Samhain Soliloquy — A Gift to the Community

✦ ─── ⟐ ─── ✦

by Mike Gleason


Wiccan liturgy from the 1970s is largely undocumented. Most of it was oathbound, passed in coven settings, or simply lost. What survived to the public internet era came through practitioners willing to share what they had written — usually framing it as a gift rather than a possession. Mike Gleason was a prolific reviewer and contributor to soc.religion.paganism throughout the 2000s. In September 2004, he posted this text: a Samhain ritual monologue he had written in the mid-1970s while a member of the Temple of Uranus in Chicago.

The text is a first-person invocation from the perspective of the Lord of the Underworld — the "Lord of Death and Resurrection" — addressed to the gathered worshippers at the Samhain rite. Gleason noted that most of the text arrived in a burst of inspiration; the only passage he consciously recognized was drawn from Max Ehrmann's prose poem Desiderata ("You are a child of the universe..."), which he had been reading in the days before he wrote it. The rest he attributed to the Dark Lord himself.

The text incorporates the central Wiccan ethical formula — "Perfect Love and Perfect Trust" — alongside the philosophical universalism of the Desiderata. It closes with an insistence on personal moral accountability: at death, the practitioner faces not a divine judge, but themselves.


Now is awakened the power and strength of the Lord of the Underworld. Once more I know what it is to be the Lord of Death and Resurrection. All knowledge is again mine. I come unto you to bring you rest and fulfillment and reunion.
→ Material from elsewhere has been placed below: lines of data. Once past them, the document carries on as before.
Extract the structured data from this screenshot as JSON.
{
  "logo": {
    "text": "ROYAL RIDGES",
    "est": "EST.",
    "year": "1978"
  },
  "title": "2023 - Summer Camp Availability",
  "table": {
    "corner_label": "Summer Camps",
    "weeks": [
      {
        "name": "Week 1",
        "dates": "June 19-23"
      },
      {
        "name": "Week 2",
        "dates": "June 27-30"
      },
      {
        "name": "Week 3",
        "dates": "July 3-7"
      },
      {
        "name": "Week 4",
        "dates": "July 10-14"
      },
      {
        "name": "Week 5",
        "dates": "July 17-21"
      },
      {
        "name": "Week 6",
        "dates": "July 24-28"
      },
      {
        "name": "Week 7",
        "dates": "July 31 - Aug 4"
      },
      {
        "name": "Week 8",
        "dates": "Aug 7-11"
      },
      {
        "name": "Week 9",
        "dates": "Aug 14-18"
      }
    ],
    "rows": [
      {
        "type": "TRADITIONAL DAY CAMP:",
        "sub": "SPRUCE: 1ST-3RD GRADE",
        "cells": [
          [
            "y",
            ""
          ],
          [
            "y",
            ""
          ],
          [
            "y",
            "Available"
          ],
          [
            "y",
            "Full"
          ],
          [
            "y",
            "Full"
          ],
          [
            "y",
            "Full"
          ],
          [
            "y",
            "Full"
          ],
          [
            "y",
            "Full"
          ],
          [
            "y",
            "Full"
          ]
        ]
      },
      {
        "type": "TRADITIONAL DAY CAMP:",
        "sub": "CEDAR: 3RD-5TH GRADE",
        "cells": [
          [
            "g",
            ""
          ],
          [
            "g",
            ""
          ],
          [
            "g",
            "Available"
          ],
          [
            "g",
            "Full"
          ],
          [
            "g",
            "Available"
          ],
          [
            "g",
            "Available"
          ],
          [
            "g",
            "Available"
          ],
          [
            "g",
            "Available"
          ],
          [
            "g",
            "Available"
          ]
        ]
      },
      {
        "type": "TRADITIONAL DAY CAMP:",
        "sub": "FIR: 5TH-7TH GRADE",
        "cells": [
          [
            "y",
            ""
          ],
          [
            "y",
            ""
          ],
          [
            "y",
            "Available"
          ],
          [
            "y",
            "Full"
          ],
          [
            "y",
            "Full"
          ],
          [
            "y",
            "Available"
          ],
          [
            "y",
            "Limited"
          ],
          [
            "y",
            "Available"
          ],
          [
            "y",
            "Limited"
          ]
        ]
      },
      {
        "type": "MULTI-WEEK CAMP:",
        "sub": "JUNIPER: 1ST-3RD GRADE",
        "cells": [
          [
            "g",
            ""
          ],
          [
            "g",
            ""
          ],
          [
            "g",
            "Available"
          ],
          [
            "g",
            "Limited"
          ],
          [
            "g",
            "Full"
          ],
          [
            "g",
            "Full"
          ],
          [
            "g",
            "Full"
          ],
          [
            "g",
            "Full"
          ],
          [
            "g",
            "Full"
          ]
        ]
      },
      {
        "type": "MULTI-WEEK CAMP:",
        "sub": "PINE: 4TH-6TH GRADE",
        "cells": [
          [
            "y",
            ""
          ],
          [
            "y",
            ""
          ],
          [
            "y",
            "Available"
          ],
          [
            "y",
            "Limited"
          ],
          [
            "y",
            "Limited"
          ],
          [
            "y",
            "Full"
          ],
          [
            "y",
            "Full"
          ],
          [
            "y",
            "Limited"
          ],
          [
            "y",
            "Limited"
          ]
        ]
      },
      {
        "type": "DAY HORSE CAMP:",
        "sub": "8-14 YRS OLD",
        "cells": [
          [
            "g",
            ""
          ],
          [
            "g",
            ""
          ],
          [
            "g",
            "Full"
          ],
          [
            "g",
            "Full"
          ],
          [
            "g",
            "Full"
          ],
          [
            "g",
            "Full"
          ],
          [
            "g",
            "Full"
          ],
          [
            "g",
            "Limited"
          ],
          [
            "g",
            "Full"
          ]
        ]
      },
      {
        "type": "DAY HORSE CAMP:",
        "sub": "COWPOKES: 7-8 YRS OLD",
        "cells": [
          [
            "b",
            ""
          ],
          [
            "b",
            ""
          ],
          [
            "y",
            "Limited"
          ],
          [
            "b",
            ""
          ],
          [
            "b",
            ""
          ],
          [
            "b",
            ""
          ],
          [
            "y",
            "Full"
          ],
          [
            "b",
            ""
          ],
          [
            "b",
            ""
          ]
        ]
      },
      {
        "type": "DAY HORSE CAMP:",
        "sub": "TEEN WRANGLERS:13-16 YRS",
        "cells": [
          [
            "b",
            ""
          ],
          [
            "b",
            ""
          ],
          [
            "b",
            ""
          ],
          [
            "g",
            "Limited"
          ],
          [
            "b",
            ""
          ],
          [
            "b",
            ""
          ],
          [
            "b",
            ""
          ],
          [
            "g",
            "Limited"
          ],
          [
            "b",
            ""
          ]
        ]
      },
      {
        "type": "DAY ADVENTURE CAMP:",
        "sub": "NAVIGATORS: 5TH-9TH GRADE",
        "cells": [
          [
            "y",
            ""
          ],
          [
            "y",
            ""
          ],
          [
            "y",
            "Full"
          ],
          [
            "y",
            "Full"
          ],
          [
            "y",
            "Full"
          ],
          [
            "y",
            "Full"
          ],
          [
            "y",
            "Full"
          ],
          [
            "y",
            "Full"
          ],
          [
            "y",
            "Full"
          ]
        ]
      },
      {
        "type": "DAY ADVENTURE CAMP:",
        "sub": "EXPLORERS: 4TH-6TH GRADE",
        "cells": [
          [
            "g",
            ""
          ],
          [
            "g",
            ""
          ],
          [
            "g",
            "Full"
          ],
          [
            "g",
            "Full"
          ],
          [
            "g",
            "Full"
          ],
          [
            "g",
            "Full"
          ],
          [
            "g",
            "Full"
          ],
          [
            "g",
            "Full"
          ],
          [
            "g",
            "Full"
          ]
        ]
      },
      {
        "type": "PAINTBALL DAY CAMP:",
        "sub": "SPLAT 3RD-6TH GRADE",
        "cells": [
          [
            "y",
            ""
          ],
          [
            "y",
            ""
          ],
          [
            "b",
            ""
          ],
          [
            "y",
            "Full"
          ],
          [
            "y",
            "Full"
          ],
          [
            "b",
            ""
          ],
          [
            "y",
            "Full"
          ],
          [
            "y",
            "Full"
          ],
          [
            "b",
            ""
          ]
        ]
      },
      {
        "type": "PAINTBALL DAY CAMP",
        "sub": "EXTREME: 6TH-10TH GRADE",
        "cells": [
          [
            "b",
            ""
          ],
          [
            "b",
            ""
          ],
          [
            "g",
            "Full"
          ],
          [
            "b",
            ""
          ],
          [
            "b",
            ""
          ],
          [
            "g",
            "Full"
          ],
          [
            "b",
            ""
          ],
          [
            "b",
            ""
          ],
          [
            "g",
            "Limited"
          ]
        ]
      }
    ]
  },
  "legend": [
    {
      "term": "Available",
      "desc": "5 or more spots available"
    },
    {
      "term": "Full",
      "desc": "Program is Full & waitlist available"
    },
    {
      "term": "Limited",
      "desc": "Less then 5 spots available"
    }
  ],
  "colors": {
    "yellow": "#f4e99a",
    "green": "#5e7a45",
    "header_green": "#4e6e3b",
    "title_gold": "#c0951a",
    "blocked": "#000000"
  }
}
Come unto me in seriousness and joy, in ignorance and wisdom, in humility and arrogance. And know well that until all these, and more, are reconciled within thee, thou wilt never know that thou too art Lord of Death and Resurrection.

Full knowledge of all that thou art and all that thou can be may be attained only when truly knowest PERFECT LOVE and PERFECT TRUST and can apply them in all things.

When thou truly knowest Perfect Love and Perfect Trust, thou wilt become most beloved of Gods and men. When this is attained, thou wilt become part of Drictene, that which is.

Thou art capable, even now, of putting aside the playthings of youth and assuming the mantle of Godhood. Look within thee and see — Thyself!

For you are a child of the universe, no less than the trees and stars. You have a right to be here. And whether or not it is clear to you, no doubt the universe is unfolding as it should. And the knowledge thou shalt attain will affect not only thee, but the entire universe, in ways unknown to all but thee.

Remember, therefore, that all you do is the responsibility of none but yourself — and that upon crossing into my realm thou wilt face the toughest judge of all.

Y O U R S E L F !


Colophon

Written by Mike Gleason in the mid-1970s while a member of the Temple of Uranus, Chicago, Illinois. First composed as a Samhain liturgical text for use in Wiccan ritual. Shared publicly with the pagan community via soc.religion.paganism, 20 September 2004.

Gleason noted that the passage beginning "You are a child of the universe, no less than the trees and stars" through "no doubt the universe is unfolding as it should" was drawn from Max Ehrmann's Desiderata (1927). The term Drictene (roughly, "that which is" — the divine totality) appears in some British Traditional Wicca lineages.

Preserved from the Usenet archive for the Good Work Library by the New Tianmu Anglican Church, 2026. Original Message-ID: [email protected].